Smart Electricity Meters are bad news

Too much information and not enough opinion huh?

The remarks so far seem to suggest that there is a lot of ignorance about would the implications of rolling out a huge monitoring network like this.

Smart meters can be simplified as another computer box in your house connected to a network and their purpose is to gather information about gas/electricity/water in a huge database for use by the government and utilities and others. Your say in what is collected, for whom and to what use it will put…well you may not get a say at all.

Most responses seem pretty unconcerned.

‘Hey if it means cheaper bills I don’t care what people know about me.’

‘They can’t tell much from how much I use the bathroom or the microwave’

‘They know everything about me anyway’

‘It is not worse than cable or an ISP collecting information’

I am sure the corporations and government agencies will take some satifisfaction at this pretty low level of concern about personal privacy and allowing them to collect all this data without much scrutiny.

I am guessing this complacency is because it is generally assumed that it will all come right in the end after a lot of law suits and class actions test these activities against the laws and the constitution.
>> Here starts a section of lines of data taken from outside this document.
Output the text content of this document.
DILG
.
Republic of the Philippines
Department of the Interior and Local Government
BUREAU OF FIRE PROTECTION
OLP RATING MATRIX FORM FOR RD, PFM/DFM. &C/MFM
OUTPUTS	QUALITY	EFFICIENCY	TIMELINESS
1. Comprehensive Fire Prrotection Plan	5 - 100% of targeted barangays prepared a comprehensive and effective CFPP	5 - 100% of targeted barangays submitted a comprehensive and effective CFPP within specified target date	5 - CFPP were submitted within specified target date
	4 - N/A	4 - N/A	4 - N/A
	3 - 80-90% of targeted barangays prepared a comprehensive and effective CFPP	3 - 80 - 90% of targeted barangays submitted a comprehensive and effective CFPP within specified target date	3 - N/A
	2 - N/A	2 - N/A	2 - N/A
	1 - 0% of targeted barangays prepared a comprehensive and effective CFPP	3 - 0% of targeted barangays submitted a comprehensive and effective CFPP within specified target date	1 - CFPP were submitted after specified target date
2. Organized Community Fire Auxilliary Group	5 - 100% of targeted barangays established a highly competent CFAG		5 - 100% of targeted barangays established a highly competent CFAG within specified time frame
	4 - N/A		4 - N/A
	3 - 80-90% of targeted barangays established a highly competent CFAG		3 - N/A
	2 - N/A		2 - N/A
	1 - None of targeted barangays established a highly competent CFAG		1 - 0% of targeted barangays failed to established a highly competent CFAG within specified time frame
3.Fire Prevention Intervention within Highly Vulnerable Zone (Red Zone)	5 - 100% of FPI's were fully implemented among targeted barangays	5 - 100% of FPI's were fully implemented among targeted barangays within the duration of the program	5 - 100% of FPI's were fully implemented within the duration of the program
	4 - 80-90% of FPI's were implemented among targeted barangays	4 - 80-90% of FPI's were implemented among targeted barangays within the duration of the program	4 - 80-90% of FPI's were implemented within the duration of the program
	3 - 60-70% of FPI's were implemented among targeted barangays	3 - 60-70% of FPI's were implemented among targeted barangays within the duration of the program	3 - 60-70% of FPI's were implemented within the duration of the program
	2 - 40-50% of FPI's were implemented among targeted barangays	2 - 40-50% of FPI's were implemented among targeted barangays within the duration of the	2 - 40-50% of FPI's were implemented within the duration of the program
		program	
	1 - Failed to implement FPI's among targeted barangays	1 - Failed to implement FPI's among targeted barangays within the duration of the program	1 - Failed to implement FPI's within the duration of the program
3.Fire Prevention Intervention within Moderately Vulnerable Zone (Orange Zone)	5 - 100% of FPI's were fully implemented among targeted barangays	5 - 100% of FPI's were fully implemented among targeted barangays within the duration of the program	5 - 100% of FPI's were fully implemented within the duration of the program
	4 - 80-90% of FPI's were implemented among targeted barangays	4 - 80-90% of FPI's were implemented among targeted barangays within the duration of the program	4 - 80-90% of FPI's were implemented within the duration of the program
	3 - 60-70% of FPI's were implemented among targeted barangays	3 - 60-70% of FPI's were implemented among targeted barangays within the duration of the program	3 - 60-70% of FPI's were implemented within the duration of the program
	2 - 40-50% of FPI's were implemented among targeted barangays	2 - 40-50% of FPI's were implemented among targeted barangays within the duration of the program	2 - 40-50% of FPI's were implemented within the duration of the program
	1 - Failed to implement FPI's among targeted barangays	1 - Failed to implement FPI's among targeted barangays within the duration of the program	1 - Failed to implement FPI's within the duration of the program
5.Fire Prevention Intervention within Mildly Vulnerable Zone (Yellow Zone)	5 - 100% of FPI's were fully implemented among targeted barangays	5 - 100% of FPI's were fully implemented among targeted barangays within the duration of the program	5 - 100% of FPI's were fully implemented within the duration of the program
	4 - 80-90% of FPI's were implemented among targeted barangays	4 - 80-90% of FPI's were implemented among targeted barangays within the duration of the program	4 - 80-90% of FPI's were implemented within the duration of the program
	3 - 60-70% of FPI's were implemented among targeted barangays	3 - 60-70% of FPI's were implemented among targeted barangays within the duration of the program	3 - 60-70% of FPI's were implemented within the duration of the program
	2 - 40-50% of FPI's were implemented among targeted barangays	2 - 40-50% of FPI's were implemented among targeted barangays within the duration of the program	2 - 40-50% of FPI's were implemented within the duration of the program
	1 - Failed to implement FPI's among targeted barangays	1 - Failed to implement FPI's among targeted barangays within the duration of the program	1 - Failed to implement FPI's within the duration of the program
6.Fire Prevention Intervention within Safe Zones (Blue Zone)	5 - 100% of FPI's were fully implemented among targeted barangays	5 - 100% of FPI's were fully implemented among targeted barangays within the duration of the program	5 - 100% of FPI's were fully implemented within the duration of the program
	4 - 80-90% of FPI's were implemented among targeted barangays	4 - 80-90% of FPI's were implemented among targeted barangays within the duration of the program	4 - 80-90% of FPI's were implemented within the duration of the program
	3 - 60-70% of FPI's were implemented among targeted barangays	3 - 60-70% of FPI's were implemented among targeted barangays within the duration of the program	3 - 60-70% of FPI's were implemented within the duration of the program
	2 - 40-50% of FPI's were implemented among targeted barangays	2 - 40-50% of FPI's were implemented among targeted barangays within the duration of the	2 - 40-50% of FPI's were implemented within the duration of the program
Well, it is always good to look on the bright side.

I would have thought the recent revelations regarding the wholesale monitoring of the Internet by intelligence services might have given cause for a little more thought on the subject of privacy. The information gleaned by smart meters will not be lost on those data hungry organisations.

I personally would like to own the data collected about myself and I resent it being gathered without my consent.

This. Privacy is a concern, of course. But on the other hand, my local supermarket already knows about my Doritos binges. And (and this is really embarassing) that when cash was a little short last week, I actually bought a case of Natural Light beer (hey, it was $9.99 for a 30-pack).

AB is right that it’s not the data points that matter, but the aggregate of all the data points.

But still, consumption of anything involves a buyer and a seller, and the seller is going to know quite a lot about the transaction, and try to use that information to maximize profit. It’s inescapable.

Drug ops caught through unusual pwoer consumption are always the result of a criminal investigation. Usually, they are reported as the result of excess power consumption - **when the power is stolen from neighboring houses or units. **

It’s quite frequently the case that the folks at 241 Weed Ave. decide to run a grow-op and, in an effort to get the needed power, find ways to patch in to the grid away from their own meters. This will quite often result in the power being attributed to other customers, who then complain. If they complain loud enough a technician is sent out, who finds something weird and notifies the cops.

This was all happening before smart meters. A stupid weed grower was going to get caught. A smart one won’t. You can’t mask the power usage just by avoiding use of a smart meter.